Lavorava e prestava la propria opera senza riserve. 
    Dato che la moneta circolava poco la prestazione era per lo più a rendere e il valore della stessa era considerato in funzione della giornata del bovaro che arava la terra (1). 
 
   L’ingegnosità e l’operosità irpina varcava i confini territoriali e nazionali ma l’analfabetismo dominante concentrava il potere e la cultura nelle mani di poche persone (2). Ad esse il popolo si rivolgeva, in ogni circostanza, per aiuto, consigli e disbrigo di pratiche.

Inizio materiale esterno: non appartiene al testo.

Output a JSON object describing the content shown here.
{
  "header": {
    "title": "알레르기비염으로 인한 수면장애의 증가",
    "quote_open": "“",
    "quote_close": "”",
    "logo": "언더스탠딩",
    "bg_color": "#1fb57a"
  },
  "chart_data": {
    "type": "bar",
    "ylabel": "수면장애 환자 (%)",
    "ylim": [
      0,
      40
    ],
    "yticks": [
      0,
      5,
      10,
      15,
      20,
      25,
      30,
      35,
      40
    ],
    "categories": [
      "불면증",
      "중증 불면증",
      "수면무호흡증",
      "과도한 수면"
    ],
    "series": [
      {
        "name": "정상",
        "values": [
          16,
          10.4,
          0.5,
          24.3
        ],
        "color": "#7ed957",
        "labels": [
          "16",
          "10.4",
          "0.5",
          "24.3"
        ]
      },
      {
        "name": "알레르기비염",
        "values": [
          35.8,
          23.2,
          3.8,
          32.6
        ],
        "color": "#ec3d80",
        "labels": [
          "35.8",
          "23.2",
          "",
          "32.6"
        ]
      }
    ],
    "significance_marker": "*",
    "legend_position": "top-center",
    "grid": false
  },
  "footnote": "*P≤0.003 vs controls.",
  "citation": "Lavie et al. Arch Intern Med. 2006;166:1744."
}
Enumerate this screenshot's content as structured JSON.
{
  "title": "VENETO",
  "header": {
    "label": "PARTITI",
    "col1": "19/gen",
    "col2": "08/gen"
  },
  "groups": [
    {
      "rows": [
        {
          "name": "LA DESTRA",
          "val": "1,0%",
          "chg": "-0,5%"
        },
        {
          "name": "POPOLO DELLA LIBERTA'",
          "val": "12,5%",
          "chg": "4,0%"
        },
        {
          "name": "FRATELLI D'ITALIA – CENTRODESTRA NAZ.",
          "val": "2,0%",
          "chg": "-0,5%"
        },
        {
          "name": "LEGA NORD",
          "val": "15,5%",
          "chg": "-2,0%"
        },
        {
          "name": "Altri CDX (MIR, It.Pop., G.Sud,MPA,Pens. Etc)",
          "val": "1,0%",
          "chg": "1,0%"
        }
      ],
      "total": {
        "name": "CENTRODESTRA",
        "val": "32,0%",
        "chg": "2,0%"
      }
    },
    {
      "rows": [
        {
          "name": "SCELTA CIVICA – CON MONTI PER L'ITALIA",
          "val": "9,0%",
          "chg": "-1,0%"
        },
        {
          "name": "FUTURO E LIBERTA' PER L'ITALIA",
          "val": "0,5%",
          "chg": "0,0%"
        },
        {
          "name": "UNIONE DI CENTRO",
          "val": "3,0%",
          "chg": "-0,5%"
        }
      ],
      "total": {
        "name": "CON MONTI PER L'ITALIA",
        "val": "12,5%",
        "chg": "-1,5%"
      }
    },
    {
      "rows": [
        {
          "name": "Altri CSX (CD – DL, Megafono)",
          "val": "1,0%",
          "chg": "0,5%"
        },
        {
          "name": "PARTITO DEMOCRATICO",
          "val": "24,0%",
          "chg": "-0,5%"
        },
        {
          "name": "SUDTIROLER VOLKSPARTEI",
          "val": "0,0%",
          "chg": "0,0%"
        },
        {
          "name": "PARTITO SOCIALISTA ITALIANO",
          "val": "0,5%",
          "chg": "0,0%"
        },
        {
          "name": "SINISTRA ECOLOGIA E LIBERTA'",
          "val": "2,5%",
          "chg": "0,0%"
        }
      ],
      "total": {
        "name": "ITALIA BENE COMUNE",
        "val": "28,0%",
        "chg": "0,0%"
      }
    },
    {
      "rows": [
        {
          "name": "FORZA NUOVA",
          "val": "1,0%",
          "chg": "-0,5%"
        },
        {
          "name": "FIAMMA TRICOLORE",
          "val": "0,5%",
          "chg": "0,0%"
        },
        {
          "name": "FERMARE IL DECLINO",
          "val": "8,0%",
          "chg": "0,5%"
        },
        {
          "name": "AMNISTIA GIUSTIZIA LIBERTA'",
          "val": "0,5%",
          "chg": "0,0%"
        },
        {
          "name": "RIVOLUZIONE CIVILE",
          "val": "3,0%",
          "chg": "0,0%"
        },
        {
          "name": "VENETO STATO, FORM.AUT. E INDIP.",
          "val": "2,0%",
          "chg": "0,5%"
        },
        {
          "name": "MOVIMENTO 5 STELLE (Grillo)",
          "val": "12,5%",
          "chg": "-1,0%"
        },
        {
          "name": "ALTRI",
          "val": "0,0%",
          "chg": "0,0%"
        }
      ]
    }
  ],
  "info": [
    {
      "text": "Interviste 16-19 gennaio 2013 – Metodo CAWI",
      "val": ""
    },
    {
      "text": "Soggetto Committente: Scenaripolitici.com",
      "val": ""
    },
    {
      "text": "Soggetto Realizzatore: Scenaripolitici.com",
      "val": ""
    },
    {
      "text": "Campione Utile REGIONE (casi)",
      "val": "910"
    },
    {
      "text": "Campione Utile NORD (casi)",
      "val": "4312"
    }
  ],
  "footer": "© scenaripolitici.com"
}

Tale necessità lo poneva in uno stato di inferiorità e lo faceva sentire sempre debitore e in obbligo verso questa categoria di persone.
   
A raccontare, dunque, il sacrificio dei nostri padri, e in parte vissuto anche dalla nostra generazione, sembra una favola agli occhi dei giovani d’oggi. Questi ultimi, vivendo una realtà diversa, grazie all’evoluzione rapida dei tempi, al benessere, all’abbondanza, al lusso, all’indipendenza, non riescono a comprendere appieno una condizione di vita tanto distante dall’attuale.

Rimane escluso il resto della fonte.